The Obama administration is focused on green energy, or "clean" energy programs that make America more efficient and reduce our dependence on foreign oil. For instance, the current administration has provided billions in subsidies/funding for domestic automakers to provide new technology and more fuel efficient vehicles by requiring that the average mpg on vehicles be increased by 30%. This means that the American people will consume less gas at the pump, and drive further on a tank of gas. And as electric vehicles and bio fuels come to market, some of us won't use gasoline at all.
This is where the potential dilemma comes into play. As we drive more fuel efficient vehicles and consume less gas at the pump - the government receives less tax revenues for improvements to infrastructure such as roads, bridges, highways, etc. Currently, the federal gas tax is 18.4 cents per gallon (unchanged since 1993) of gasoline that is pumped in the United States. According to the Department of Energy, it is estimated that we consume approximately 378 million gallons of gas per day. Multiply this by $.184 and our government receives approximately $69,552,000 in tax revenues every day!
But again, as Americans drive more fuel efficient cars and therefore consume less gas, there will be less money coming in from federal gas taxes for improvement in our infrastructure. Eventually politicians will become aware to this decline in tax revenues and will have to find a way to keep the money rolling in, so they can fund the necessary projects to improve our infrastructure...and that they might be re-elected into office.

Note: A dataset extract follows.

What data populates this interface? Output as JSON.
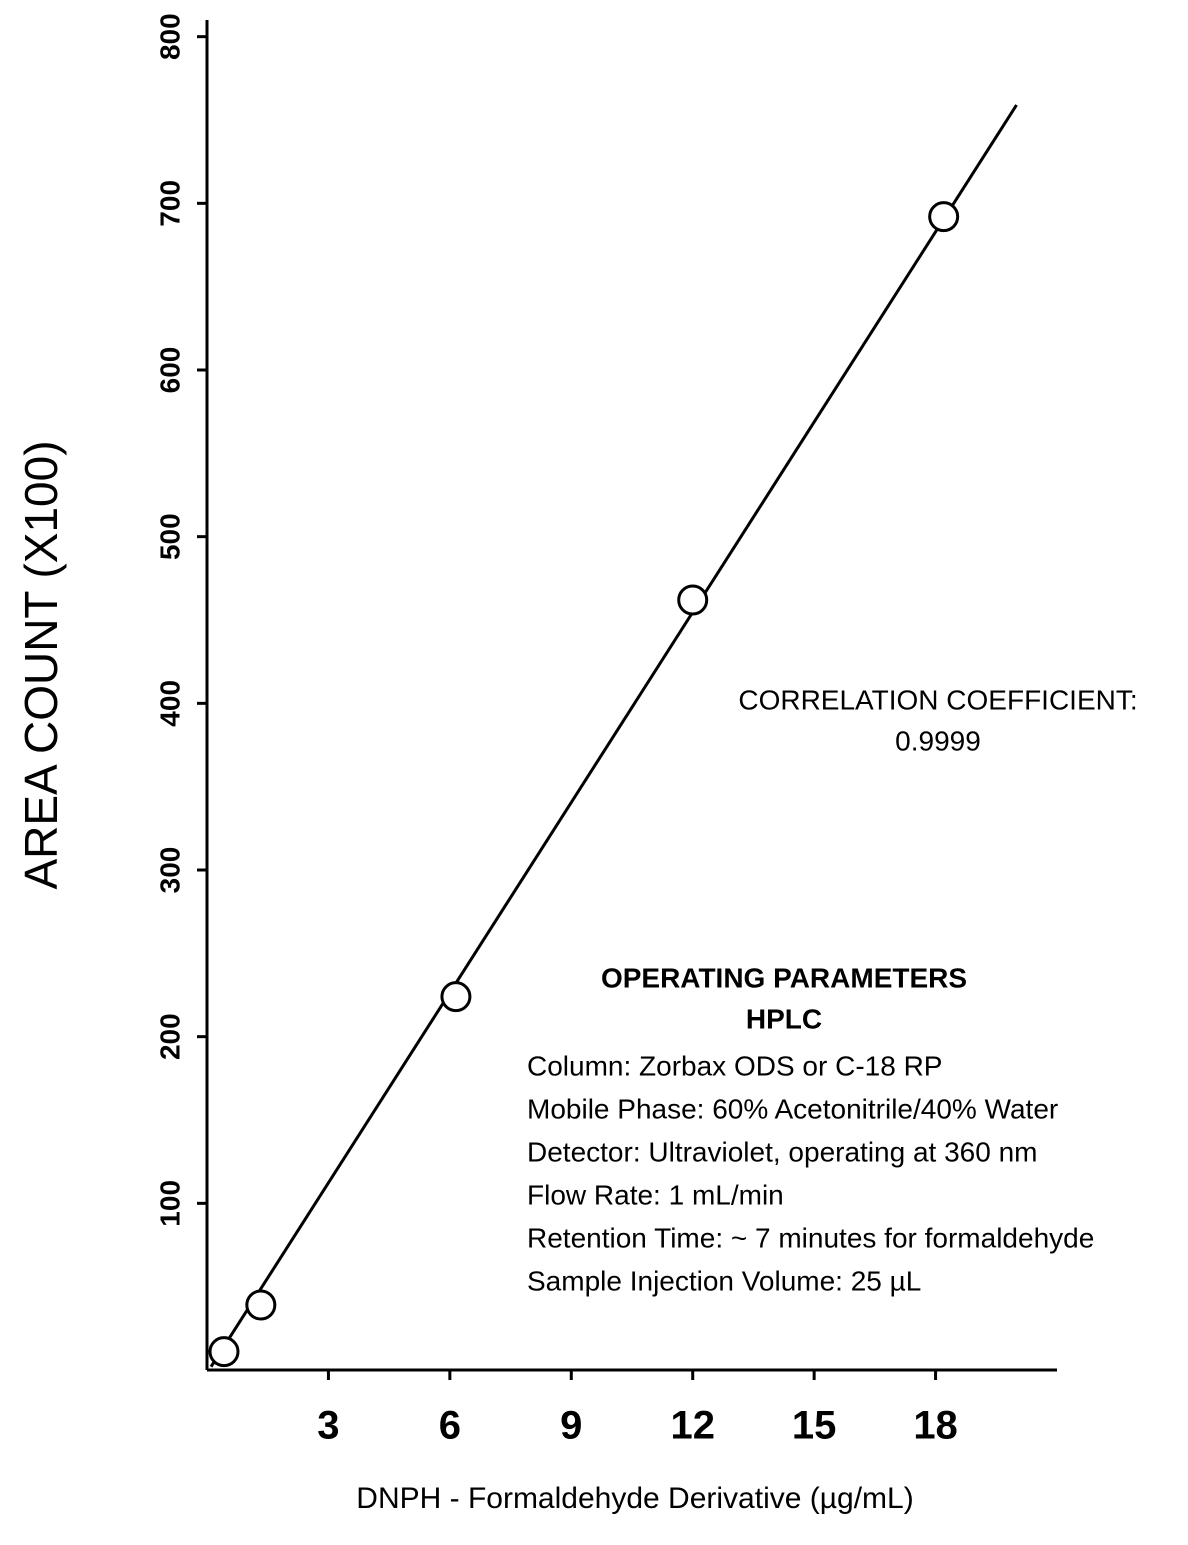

Maybe the government will choose to increase taxes on our utility bills as "plug in" vehicles become more popular? Or perhaps the government will employ a "mileage tax" to increase revenues by taxing people who take long road trips for vacations? Or since the average person commutes up to 30 miles Monday-Friday for work - maybe a mileage tax is a viable option? Or perhaps the government will just simply increase the current federal gas tax to, say $.50 cents a gallon?
In summary, what I'm saying is although vehicles with "better gas mileage" are better for the environment and takes less gas to fill up - they may still cost us more money in the end.